At a breakfast for Iowa delegates to the Republican convention, Romney recalled business trips he made as a young man to Marshalltown, Iowa. "I feel like I know a corner of Iowa," he said, drawing appreciative nods from the crowd.
This fall Romney plans to get better acquainted. Romney will be the keynote speaker at the Iowa Republican Party's annual Ronald Reagan dinner in October. The slot has traditionally gone to party luminaries, including senior White House political adviser Karl Rove in 2002 and Governor George E. Pataki of New York in 2003.
Romney's planned Iowa appearance, plus his high-profile convention schedule, has delegates, strategists, and politicians in New York buzzing. Tonight, the governor will address the convention in a prime-time speaking slot. Tomorrow morning, he will address delegates from Michigan, another key state in presidential elections.
Romney is not talking about his national ambitions, insisting he is focused on 2006, when he says he plans to seek reelection as governor. But Romney is one of several names that surface consistently as potential 2008 contenders, including Pataki, former New York mayor Rudolph Giuliani, Governor Bill Owens of Colorado, Senator Chuck Hagel of Nebraska, and Senator Bill Frist of Tennessee.
Some political observers suggest that Romney's moderate stances could jeopardize his chances of winning over the Republican base, particularly conservatives in the South. Though he opposes gay marriage, Romney supported a civil union alternative, and he backs federal funding of stem-cell research and the status quo on abortion rights.
In New York, Romney has appeared aware of the reputation that precedes him, quipping that fellow Republicans have forgiven him for hailing from one of the most liberal states in the nation.
As he has throughout the presidential campaign, he assumed the role of critic in chief of Senator John F. Kerry of Massachusetts, the presumptive Democratic nominee.
Romney told the Iowa delegates a joke he credited to late-night television talk show host Conan O'Brien, taking aim at Kerry's marriages to two wealthy women. "When he says he's going after the rich, he's not kidding," Romney cracked.

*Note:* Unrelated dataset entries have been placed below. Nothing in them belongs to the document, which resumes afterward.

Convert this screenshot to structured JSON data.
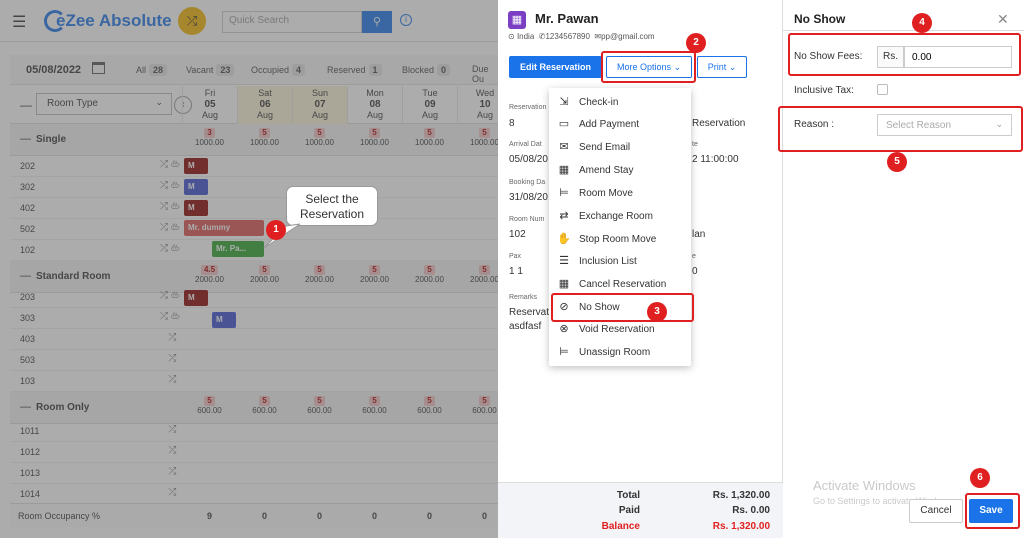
{
  "app": {
    "logo_text": "eZee Absolute",
    "search_placeholder": "Quick Search",
    "date": "05/08/2022",
    "filters": [
      {
        "label": "All",
        "count": "28"
      },
      {
        "label": "Vacant",
        "count": "23"
      },
      {
        "label": "Occupied",
        "count": "4"
      },
      {
        "label": "Reserved",
        "count": "1"
      },
      {
        "label": "Blocked",
        "count": "0"
      },
      {
        "label": "Due Ou",
        "count": ""
      }
    ],
    "room_type_select": "Room Type",
    "days": [
      {
        "dow": "Fri",
        "num": "05",
        "mon": "Aug"
      },
      {
        "dow": "Sat",
        "num": "06",
        "mon": "Aug"
      },
      {
        "dow": "Sun",
        "num": "07",
        "mon": "Aug"
      },
      {
        "dow": "Mon",
        "num": "08",
        "mon": "Aug"
      },
      {
        "dow": "Tue",
        "num": "09",
        "mon": "Aug"
      },
      {
        "dow": "Wed",
        "num": "10",
        "mon": "Aug"
      }
    ],
    "sections": [
      {
        "name": "Single",
        "avail": [
          "3",
          "5",
          "5",
          "5",
          "5",
          "5"
        ],
        "rate": [
          "1000.00",
          "1000.00",
          "1000.00",
          "1000.00",
          "1000.00",
          "1000.00"
        ],
        "rooms": [
          "202",
          "302",
          "402",
          "502",
          "102"
        ]
      },
      {
        "name": "Standard Room",
        "avail": [
          "4.5",
          "5",
          "5",
          "5",
          "5",
          "5"
        ],
        "rate": [
          "2000.00",
          "2000.00",
          "2000.00",
          "2000.00",
          "2000.00",
          "2000.00"
        ],
        "rooms": [
          "203",
          "303",
          "403",
          "503",
          "103"
        ]
      },
      {
        "name": "Room Only",
        "avail": [
          "5",
          "5",
          "5",
          "5",
          "5",
          "5"
        ],
        "rate": [
          "600.00",
          "600.00",
          "600.00",
          "600.00",
          "600.00",
          "600.00"
        ],
        "rooms": [
          "1011",
          "1012",
          "1013",
          "1014"
        ]
      }
    ],
    "bookings": {
      "mr_dummy": "Mr. dummy",
      "mr_pawan": "Mr. Pa...",
      "m1": "M",
      "m2": "M",
      "m3": "M",
      "m4": "M",
      "m5": "M"
    },
    "occupancy_label": "Room Occupancy %",
    "occupancy": [
      "9",
      "0",
      "0",
      "0",
      "0",
      "0"
    ],
    "callout": {
      "line1": "Select the",
      "line2": "Reservation"
    }
  },
  "reservation": {
    "guest_name": "Mr. Pawan",
    "country": "India",
    "phone": "1234567890",
    "email": "pp@gmail.com",
    "edit_btn": "Edit Reservation",
    "more_btn": "More Options",
    "print_btn": "Print",
    "fields": {
      "reservation_lbl": "Reservation",
      "reservation_val": "8",
      "reservation_right": "Reservation",
      "arrival_lbl": "Arrival Dat",
      "arrival_val": "05/08/20",
      "departure_lbl": "te",
      "departure_val": "2 11:00:00",
      "booking_lbl": "Booking Da",
      "booking_val": "31/08/20",
      "roomnum_lbl": "Room Num",
      "roomnum_val": "102",
      "rateplan_val": "lan",
      "pax_lbl": "Pax",
      "pax_val": "1   1",
      "pax_right_lbl": "e",
      "pax_right_val": "0",
      "remarks_lbl": "Remarks",
      "remarks_val1": "Reservati",
      "remarks_val2": "asdfasf"
    },
    "menu": [
      {
        "label": "Check-in",
        "icon": "check-in-icon",
        "glyph": "⇲"
      },
      {
        "label": "Add Payment",
        "icon": "payment-icon",
        "glyph": "▭"
      },
      {
        "label": "Send Email",
        "icon": "email-icon",
        "glyph": "✉"
      },
      {
        "label": "Amend Stay",
        "icon": "calendar-icon",
        "glyph": "▦"
      },
      {
        "label": "Room Move",
        "icon": "bed-icon",
        "glyph": "⊨"
      },
      {
        "label": "Exchange Room",
        "icon": "exchange-icon",
        "glyph": "⇄"
      },
      {
        "label": "Stop Room Move",
        "icon": "hand-icon",
        "glyph": "✋"
      },
      {
        "label": "Inclusion List",
        "icon": "list-icon",
        "glyph": "☰"
      },
      {
        "label": "Cancel Reservation",
        "icon": "cancel-calendar-icon",
        "glyph": "▦"
      },
      {
        "label": "No Show",
        "icon": "eye-slash-icon",
        "glyph": "⊘"
      },
      {
        "label": "Void Reservation",
        "icon": "void-icon",
        "glyph": "⊗"
      },
      {
        "label": "Unassign Room",
        "icon": "unassign-icon",
        "glyph": "⊨"
      }
    ],
    "totals": {
      "total_lbl": "Total",
      "total_val": "Rs. 1,320.00",
      "paid_lbl": "Paid",
      "paid_val": "Rs. 0.00",
      "balance_lbl": "Balance",
      "balance_val": "Rs. 1,320.00"
    }
  },
  "no_show": {
    "title": "No Show",
    "fees_lbl": "No Show Fees",
    "currency": "Rs.",
    "fees_val": "0.00",
    "inclusive_tax_lbl": "Inclusive Tax",
    "reason_lbl": "Reason",
    "reason_placeholder": "Select Reason",
    "cancel_btn": "Cancel",
    "save_btn": "Save",
    "watermark1": "Activate Windows",
    "watermark2": "Go to Settings to activate Windows."
  },
  "steps": [
    "1",
    "2",
    "3",
    "4",
    "5",
    "6"
  ],
  "colors": {
    "accent": "#1a73e8",
    "highlight": "#e02020",
    "booking_red": "#8b0000",
    "booking_green": "#2aa32a",
    "booking_blue": "#3a4fd0"
  }
}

He also criticized what he described as Kerry's policy flip-flops, calling him "conflicted." On the war in Iraq, Romney said, "Kerry is trying to be on both sides . . . and as a result, he ends up sounding like he can't take a position on one side or the other."
Romney himself toed the administration line on the war at a news conference yesterday. "I support the president with regards to the policy on the war. I have confidence in him and believe he is doing everything in his power to preserve the peace and to protect our citizens."
Yesterday, Romney seemed intent on emphasizing a conservative world view, returning often to the theme of gay marriage. At the breakfast, he highlighted his support for a federal amendment to ban same-sex marriages, telling the crowd, "I believe we should recognize that in the development of a child, having a mother and a father is ideal. . . . We still want to preserve marriage as an institution or as being an ideal, the model for raising our children."
The crowd of several dozen responded enthusiastically, one person shouting out, "There you go!" and another saying, "God bless you."
Romney's father was a governor of Michigan, and Romney himself held the high-stakes job of heading up the Salt Lake City Olympics in 2002. For all his lamentations about his home base of Massachusetts -- a mere "outpost" of Republicans, as Romney described it yesterday -- his win of the corner office in an overwhelmingly Democratic state has served to impress many in Republican circles.
"Anytime a Republican wins in Massachusetts, it automatically elevates them a notch," said Dave Roederer, the Iowa chairman of the Bush-Cheney campaign.
Representative Jim Leach of Iowa, a veteran legislator and one of the most liberal Republicans in the House, said he had not met Romney but was impressed from a distance. "His reputation is sterling," Leach said. "He doesn't wave his arms wildly. He's a classic reasonable statesman."
Romney is not without competition. Yesterday, as he exited the Iowa breakfast, Giuliani was waiting in the hallway.
"There's home runs, and then there are grand slams," Romney said of Giuliani's convention speech Monday night. "That was just unbelievable."
In turn, Giuliani said of Romney, "I think he's a terrific governor and a great star in our party."
With that, Romney continued on his political trek across Manhattan, heading to a luncheon for Republican senators, the sort of GOP stalwarts who could be key support should he opt to run in 2008.